Connecting the cables to another outlet

It feels like a beautiful moment right now. There's nothing special on. Nothing to set this moment apart from any other, apart from the yellow glow of a tiny lamp in the peripheral vision of my left eye. And sounds of yet another shite Hollywood funded film - is there any other kind? Perfect, pretty faces set upon gorgeous bodies trying to be normal though they couldn't ever be unless they got the unspeakable of plastic surgery - or pulled off a Christian Bale, ala Machinist. Not that he defined normal in any way - but at least it was a far cry from the stupid "perfection" as sold by some fat cat fuck in a tweed jacket.

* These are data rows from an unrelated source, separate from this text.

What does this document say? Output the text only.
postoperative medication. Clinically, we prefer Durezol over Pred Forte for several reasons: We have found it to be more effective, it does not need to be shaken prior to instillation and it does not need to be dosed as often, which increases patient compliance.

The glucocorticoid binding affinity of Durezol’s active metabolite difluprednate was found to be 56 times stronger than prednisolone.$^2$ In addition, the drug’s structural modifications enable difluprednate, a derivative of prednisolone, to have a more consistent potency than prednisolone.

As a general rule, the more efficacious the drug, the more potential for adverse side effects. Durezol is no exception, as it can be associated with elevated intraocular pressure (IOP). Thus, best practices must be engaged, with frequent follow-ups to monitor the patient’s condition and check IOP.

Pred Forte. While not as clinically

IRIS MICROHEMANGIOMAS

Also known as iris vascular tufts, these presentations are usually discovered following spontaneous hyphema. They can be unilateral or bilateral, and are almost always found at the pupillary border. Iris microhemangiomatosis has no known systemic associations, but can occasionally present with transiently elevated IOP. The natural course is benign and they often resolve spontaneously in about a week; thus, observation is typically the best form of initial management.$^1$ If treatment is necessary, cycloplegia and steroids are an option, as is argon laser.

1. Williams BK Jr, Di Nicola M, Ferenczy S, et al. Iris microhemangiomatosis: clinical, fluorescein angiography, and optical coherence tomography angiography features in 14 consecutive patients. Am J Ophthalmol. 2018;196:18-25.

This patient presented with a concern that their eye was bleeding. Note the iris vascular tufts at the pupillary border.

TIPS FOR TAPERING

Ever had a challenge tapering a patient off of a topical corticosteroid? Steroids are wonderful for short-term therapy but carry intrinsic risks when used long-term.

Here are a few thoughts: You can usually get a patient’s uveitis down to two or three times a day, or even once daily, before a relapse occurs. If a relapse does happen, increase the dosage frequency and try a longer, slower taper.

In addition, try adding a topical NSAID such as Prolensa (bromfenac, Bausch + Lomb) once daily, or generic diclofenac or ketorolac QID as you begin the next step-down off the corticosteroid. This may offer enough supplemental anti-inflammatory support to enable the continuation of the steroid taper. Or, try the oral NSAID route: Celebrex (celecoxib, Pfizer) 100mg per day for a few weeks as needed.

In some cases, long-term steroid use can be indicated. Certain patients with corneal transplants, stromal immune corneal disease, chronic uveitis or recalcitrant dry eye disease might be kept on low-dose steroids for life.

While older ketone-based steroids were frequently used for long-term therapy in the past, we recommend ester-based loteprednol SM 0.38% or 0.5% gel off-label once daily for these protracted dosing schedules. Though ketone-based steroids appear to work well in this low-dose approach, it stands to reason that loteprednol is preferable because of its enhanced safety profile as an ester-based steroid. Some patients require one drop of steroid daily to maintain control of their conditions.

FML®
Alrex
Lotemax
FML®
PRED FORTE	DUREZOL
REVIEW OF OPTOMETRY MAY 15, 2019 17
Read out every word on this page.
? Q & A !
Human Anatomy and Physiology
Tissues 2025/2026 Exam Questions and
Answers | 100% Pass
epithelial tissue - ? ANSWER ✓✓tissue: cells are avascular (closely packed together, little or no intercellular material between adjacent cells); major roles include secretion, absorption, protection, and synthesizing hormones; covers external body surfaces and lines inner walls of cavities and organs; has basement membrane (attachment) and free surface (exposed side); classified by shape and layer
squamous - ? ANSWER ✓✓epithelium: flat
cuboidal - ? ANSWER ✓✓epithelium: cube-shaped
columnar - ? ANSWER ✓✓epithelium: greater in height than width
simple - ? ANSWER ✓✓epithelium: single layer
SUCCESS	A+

Tweed is the first word that comes to mind - not sure of the accuracy. If you're some movie-making bigwig reading this, I've got ideas for a good film or two, or three. Hire me! Bastards.

Doing a good job, aren't I?

Read about the muslim protests about the cartoon thing. Fucking crazy man. This entire planet. Going off on one because of a bloody drawing. There is no such thing as a joke anymore, I guess. Not that such a thing should be a joke, well everything's up for comment.

There's a part of me that's absolutely screaming, shouting - cause it isn't in order in my head. I've taken this step that ... this is yet another thing for my tiny brain to focus on. And I can't take this much shite. It's hard enough managing on a daily basis without something to stir the fucking cauldron, as they say - or at least as it goes in my head.

The beautiful moment has passed for sure. Once again I'm kind of clued out of the equation of my own making.

And so I quit before I confuse myself yet again.